Adobe® Flash® video is so widespread on the Internet that according to Adobe® only 20% of the available video is not in the Flash® format, FLV. Many video hosting sites have used Flash® video as the standard, and as a result, people often work with, manipulate, and convert Flash® video. VCD (Video CD or Video Compact Disc) is a commonly used all-digital CD format using the MPEG-1 codec. Therefore, people wanting to burn one or more FLV files to disc, often want to convert FLV to VCD.

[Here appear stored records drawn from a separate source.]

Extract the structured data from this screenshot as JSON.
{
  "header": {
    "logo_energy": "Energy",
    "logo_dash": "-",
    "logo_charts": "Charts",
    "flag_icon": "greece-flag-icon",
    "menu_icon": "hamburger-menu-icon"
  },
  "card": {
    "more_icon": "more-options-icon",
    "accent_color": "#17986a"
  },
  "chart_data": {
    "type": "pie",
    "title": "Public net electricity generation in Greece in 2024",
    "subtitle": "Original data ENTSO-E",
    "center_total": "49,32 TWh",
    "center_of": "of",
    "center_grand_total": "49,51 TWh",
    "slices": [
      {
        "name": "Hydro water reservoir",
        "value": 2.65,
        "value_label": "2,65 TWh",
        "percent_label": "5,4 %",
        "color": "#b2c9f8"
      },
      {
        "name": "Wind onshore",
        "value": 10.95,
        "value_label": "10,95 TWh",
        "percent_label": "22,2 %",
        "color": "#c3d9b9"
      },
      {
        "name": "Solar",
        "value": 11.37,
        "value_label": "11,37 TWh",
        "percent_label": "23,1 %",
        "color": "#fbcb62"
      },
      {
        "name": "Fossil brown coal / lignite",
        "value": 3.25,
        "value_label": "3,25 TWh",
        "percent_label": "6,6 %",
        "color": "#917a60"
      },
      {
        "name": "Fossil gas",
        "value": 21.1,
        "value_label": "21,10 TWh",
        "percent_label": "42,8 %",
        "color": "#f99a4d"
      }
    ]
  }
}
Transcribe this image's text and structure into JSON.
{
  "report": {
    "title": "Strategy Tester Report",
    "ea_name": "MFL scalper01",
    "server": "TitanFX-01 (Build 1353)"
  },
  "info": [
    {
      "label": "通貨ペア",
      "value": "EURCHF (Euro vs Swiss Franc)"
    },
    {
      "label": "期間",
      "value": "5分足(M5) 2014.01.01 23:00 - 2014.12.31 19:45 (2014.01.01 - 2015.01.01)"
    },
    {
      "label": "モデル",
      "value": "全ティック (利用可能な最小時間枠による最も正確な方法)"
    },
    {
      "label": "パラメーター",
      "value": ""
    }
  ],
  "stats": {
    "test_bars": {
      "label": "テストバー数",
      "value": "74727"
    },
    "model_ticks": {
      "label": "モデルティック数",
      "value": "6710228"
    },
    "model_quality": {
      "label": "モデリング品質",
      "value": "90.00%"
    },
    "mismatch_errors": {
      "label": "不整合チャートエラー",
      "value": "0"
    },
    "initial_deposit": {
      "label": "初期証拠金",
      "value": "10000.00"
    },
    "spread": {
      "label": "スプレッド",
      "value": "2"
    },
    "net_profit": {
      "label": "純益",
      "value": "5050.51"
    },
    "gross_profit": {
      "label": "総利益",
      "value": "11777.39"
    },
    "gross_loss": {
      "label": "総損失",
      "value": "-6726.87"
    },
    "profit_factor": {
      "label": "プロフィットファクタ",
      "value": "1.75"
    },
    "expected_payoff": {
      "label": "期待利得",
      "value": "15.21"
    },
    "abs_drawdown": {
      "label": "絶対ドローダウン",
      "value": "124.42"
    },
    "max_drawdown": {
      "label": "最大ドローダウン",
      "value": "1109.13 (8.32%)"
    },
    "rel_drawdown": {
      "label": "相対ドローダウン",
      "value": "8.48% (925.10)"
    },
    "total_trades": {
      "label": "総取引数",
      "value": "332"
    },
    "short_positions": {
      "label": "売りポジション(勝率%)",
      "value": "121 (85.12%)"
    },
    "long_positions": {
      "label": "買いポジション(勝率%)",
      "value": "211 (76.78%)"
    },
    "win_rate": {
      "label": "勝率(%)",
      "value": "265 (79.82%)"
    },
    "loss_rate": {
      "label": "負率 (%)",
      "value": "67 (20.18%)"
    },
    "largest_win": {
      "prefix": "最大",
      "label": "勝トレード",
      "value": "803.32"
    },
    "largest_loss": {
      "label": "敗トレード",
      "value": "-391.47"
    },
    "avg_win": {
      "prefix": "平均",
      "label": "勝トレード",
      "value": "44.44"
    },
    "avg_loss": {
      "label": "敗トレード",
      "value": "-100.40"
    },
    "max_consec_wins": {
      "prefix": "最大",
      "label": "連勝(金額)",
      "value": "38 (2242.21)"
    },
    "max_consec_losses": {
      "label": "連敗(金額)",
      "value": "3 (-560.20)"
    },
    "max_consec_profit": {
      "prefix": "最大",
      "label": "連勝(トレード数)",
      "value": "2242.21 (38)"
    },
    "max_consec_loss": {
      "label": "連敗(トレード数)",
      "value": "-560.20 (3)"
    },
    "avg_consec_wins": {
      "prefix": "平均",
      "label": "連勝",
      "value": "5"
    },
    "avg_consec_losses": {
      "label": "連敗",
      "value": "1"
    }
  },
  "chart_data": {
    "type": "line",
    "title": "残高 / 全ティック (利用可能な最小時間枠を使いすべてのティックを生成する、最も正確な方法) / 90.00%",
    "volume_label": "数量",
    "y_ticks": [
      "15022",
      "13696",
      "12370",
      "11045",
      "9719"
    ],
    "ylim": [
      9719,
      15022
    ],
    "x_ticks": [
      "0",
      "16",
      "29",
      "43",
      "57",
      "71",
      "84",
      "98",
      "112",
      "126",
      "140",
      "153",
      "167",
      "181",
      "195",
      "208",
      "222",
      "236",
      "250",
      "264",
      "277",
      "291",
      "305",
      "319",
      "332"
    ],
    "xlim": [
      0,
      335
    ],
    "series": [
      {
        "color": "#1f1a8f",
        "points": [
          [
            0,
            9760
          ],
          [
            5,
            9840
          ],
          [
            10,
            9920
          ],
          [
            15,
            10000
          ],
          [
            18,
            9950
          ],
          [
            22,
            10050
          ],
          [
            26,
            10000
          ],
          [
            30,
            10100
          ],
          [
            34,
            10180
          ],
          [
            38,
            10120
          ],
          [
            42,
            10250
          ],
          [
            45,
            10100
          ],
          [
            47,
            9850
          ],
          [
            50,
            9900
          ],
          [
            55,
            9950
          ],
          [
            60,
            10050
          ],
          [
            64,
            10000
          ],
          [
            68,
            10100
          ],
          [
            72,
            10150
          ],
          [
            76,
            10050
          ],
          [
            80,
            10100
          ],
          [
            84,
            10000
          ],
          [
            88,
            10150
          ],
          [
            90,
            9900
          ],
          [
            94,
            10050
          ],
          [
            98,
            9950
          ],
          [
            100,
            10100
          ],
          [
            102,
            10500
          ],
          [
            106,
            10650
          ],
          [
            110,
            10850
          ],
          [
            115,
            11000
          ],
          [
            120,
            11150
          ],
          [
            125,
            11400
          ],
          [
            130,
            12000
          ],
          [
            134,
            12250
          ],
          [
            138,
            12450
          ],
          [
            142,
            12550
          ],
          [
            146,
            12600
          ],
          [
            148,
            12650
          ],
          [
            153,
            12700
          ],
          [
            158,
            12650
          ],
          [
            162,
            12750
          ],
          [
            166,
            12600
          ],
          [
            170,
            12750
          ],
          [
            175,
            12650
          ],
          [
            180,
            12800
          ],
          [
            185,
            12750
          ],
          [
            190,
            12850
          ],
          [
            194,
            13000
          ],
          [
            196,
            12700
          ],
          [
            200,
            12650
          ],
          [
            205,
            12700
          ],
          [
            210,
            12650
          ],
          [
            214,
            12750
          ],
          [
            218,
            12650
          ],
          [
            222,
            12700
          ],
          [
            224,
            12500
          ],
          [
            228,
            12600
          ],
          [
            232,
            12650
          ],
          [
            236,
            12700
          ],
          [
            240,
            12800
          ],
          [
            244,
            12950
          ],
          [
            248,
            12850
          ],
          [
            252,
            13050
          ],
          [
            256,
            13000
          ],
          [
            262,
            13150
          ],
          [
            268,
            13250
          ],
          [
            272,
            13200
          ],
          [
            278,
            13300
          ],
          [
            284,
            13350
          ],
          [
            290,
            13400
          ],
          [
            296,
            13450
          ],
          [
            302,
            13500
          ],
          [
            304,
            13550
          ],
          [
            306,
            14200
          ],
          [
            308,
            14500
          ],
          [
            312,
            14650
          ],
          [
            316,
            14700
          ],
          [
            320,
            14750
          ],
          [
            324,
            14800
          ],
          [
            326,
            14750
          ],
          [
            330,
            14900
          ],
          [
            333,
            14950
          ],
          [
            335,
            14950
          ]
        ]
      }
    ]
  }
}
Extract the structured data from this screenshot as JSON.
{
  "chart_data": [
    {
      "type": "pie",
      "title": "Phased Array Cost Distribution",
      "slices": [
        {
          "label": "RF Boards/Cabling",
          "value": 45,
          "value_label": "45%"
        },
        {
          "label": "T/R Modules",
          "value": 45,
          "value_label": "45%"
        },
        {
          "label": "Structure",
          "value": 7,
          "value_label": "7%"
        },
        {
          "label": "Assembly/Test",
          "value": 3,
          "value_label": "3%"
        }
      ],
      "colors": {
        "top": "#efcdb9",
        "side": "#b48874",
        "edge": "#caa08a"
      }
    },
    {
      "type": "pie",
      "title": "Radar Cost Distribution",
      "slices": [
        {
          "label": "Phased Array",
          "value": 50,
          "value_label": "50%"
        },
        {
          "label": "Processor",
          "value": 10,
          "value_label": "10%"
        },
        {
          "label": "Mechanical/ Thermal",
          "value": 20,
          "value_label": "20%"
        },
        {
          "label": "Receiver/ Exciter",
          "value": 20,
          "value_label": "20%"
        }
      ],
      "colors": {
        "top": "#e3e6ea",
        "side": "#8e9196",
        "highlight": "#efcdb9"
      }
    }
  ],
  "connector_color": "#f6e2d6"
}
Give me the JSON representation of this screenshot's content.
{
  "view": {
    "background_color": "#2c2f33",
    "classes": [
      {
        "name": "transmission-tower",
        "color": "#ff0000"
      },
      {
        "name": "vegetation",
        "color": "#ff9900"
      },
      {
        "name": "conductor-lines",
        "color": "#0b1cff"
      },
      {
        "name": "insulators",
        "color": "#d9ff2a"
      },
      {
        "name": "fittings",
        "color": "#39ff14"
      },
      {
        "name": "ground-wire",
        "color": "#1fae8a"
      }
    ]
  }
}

The first thing you need to do is acquire one or more FLV files. They can be found on YouTube®, as well as Yahoo! Video® and Google Video®. Then you need a converter that handles FLV files and exports to VCD format. One example is FLVsoft®, but only if you have installed the Moyea FLV to Video Converter Pro 2. RiverPast® Video Cleaner with Combined Community Codec Pack (CCCP) is another option.
You begin by opening the software application that can convert FLV to VCD and adding one or more FLV files. There is likely to be an "Add Files" command that will allow you to navigate to a file on your hard drive and open it into the computer. You may be required to select FLV as the file type you are seeking. Alternatively, you may be able to drag and drop files onto the converter window. At this point, you may have some editing functions available, allowing you to crop or trim the video, for example, or add a watermark.
Next, you will select the output format. To convert FLV to VCD, look for VCD and/or .DAT, which is the file extension it uses. You may also see a reference to “MPEG-1.” In addition, you may see a choice between PAL or PAL/SECAM and NTSC. These are the names of the television broadcast standards.
In general, it is safe to choose NTSC for North America and Japan, while selecting PAL/SECAM for Europe and everywhere else when you convert FLV to VCD. The standards have different dimensions and frame rates. The next step is likely to be "Convert." When you are done, you can burn the file to a CD.